Banc of California, Inc.
- Type: Public
- Traded as: NYSE: BANC S&P 600 component
- Industry: Financial services
- Founded: 1941; 85 years ago (as Rohr Employees Federal Credit Union)
- Headquarters: Los Angeles, California, United States
- Key people: Jared Wolff (president and CEO)
- Total assets: $38+ billion
- Website: bancofcal.com

= Banc of California =

Banking and financial services company

Banc of California is an American bank with 80 branches in California, as well as locations in Denver, Colorado, and Durham, North Carolina. The bank is headquartered in Los Angeles, California, with about 2,000 employees nationwide including in New York and Chicago. Banc of California offers a broad range of loan and deposit products and services, focusing on providing banking and treasury management services to small-, middle-market, and venture-backed businesses.

==History==

Banc of California was founded in 1941 as the Rohr Employees Federal Credit Union, serving employees of the Rohr Aircraft plant in Chula Vista, California. The credit union was renamed the Pacific Trust Federal Credit Union in 1995, which itself was renamed the Pacific Trust Bank in 2000, becoming a mutually owned federal savings bank.
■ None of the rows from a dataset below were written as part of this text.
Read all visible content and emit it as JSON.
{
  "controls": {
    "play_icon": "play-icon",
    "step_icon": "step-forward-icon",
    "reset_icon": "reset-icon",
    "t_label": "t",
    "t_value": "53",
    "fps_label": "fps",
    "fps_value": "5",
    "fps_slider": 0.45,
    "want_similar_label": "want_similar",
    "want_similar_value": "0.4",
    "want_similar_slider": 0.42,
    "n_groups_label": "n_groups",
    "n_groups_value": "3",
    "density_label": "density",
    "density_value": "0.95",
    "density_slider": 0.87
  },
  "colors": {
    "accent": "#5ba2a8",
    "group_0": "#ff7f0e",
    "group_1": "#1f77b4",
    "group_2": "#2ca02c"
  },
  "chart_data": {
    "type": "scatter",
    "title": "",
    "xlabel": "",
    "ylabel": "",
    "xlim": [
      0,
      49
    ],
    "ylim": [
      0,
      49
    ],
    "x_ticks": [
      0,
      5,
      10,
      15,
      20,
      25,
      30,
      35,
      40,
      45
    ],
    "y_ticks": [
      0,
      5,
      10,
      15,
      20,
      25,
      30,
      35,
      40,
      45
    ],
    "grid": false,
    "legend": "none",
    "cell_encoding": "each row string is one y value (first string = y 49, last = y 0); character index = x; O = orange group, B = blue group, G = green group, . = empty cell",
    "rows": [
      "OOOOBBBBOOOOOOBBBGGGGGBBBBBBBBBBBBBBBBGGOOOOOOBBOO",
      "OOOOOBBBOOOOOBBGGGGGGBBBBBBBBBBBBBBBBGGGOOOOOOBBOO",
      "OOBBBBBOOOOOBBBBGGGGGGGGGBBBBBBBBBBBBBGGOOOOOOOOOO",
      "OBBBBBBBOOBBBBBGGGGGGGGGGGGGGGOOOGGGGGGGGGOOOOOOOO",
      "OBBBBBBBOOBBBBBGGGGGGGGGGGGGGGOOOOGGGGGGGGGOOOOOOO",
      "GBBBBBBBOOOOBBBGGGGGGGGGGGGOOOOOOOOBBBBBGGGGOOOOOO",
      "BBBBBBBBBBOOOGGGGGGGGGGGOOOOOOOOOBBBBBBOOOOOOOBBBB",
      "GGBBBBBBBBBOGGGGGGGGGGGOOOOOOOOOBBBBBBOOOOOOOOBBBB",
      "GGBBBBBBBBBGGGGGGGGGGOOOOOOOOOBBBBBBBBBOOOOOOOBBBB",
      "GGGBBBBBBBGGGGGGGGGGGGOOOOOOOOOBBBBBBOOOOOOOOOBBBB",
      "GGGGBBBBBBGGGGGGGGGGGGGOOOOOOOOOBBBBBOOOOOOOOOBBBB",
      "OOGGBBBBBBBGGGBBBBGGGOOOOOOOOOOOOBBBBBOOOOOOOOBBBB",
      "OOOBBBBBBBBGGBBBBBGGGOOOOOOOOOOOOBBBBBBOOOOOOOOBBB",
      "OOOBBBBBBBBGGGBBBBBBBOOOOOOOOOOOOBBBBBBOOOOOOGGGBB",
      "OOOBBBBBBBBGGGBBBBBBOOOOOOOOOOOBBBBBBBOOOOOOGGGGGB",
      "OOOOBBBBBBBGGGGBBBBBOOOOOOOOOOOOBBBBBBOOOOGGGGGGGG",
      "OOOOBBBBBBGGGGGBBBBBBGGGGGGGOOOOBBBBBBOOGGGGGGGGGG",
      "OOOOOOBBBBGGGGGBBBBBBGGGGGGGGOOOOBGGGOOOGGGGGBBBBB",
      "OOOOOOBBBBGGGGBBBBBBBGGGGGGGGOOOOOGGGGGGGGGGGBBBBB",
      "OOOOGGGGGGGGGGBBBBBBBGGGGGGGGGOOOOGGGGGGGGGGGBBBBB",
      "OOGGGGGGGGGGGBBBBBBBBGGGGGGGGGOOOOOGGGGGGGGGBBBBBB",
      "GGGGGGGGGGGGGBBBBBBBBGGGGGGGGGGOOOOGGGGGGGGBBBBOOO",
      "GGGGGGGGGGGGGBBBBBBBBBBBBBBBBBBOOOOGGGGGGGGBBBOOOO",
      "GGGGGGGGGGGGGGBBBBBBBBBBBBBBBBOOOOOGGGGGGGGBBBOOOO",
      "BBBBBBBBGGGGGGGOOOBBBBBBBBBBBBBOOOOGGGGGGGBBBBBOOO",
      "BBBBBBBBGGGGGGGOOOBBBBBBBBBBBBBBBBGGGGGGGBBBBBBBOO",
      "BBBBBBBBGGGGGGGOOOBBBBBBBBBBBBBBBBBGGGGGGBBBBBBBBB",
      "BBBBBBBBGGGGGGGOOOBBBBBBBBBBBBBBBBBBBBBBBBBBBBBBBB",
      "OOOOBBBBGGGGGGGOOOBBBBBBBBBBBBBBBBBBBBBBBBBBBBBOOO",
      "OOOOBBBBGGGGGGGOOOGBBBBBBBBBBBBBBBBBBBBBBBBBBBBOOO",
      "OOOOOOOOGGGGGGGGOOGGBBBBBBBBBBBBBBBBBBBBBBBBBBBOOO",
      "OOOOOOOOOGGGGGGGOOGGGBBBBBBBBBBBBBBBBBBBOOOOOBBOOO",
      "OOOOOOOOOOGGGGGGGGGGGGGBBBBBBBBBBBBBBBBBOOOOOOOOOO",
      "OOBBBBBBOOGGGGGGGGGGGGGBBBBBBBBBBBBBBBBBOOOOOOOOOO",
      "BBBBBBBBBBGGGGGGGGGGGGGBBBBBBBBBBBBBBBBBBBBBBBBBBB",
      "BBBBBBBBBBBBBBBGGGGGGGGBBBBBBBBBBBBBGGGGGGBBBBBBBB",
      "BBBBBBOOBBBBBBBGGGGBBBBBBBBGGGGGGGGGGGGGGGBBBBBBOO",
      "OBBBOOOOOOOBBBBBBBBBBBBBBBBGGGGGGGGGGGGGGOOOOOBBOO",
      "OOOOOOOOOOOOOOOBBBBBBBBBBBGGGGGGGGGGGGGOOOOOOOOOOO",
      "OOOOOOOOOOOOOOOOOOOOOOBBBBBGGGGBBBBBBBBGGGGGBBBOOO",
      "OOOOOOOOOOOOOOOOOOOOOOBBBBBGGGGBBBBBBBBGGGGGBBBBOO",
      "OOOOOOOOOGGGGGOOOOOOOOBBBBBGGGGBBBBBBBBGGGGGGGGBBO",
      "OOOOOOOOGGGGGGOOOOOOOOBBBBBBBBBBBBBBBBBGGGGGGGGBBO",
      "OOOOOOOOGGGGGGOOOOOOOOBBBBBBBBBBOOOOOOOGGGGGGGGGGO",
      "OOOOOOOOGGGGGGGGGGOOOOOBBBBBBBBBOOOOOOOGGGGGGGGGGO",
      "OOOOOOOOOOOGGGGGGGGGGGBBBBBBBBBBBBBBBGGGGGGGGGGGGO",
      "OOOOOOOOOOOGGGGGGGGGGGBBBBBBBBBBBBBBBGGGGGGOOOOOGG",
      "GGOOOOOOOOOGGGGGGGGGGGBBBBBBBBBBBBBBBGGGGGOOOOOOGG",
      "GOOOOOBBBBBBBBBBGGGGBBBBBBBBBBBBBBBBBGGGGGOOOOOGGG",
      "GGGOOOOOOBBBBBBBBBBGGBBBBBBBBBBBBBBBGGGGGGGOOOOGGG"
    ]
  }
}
The Pacific Trust Bank was made into a subsidiary of First PacTrust Bancorp Inc. in 2002. First PacTrust Bancorp, Inc. and Beach Business Bank completed their merger in 2012. The company's two banking subsidiaries, Pacific Trust Bank and The Private Bank of California, were merged to form Banc of California in 2013. The bank also hired former Los Angeles mayor Antonio Villaraigosa as a strategic advisor.

Banc of California bought 20 bank branches in Southern California from Popular, Inc., a Puerto Rico-based bank, for $5.4 million in 2014. The move doubled the number of branches the bank owned and brought its assets to $5 billion.

Jared Wolff took over as CEO of Banc of California in March 2019, succeeding Doug Bowers. Bowers had assumed the role in 2017, following founding CEO Steven Sugarman.

Banc of California announced the acquisition of Pacific Mercantile Bank in March 2021 in a transaction valued at $235 million.

=== Merger with PacWest Bancorp ===
In July 2023, a few months after bank runs in regional banks caused a banking crisis, Banc of California agreed to rescue and acquire Pacific Western Bank in an all-stock deal valued at $1.1 billion, aimed at restoring confidence in the bank. As part of the deal, Warburg Pincus and Centerbridge Partners would invest $400 million in the combined company. Wolff was credited with orchestrating the deal, which closed in November 2023, having previously served in several executive roles at Pacific Western Bank from 2002 to 2014.

In 2025, Wolff became President, Chairman and CEO of Banc of California, Inc.

=== Philanthropy & Sponsorships ===
Banc of California has previously been an official sponsor of the USC Trojans and the athletic program of the University of Southern California. The bank was also a major sponsor of Los Angeles FC, a Major League Soccer franchise, including and a 15-year, $100 million deal with the club for the naming rights to their stadium Banc of California Stadium in Los Angeles, which opened in 2018. The naming rights were restructured in 2020.

Banc of California supported the recovery from the January 2025 Southern California Wildfires. A week after the fires began, the bank created the Wildfire Relief & Recovery Fund with a $1 million donation to aid wildfire recovery and rebuilding efforts. In August, these funds were allocated to Steadfast LA, a nonprofit created by Rick Caruso, which supports small businesses in Altadena, Malibu and Pacific Palisades.

The bank also contributed $250,000 to the L.A. Area Chamber's Small Business Disaster Relief Fund, assisting small businesses impacted by crises throughout the region.

=== Awards and Recognition ===
In 2026, Banc of California was named to Newsweek and Plant-A Insights Group's America's Greatest Workplaces list.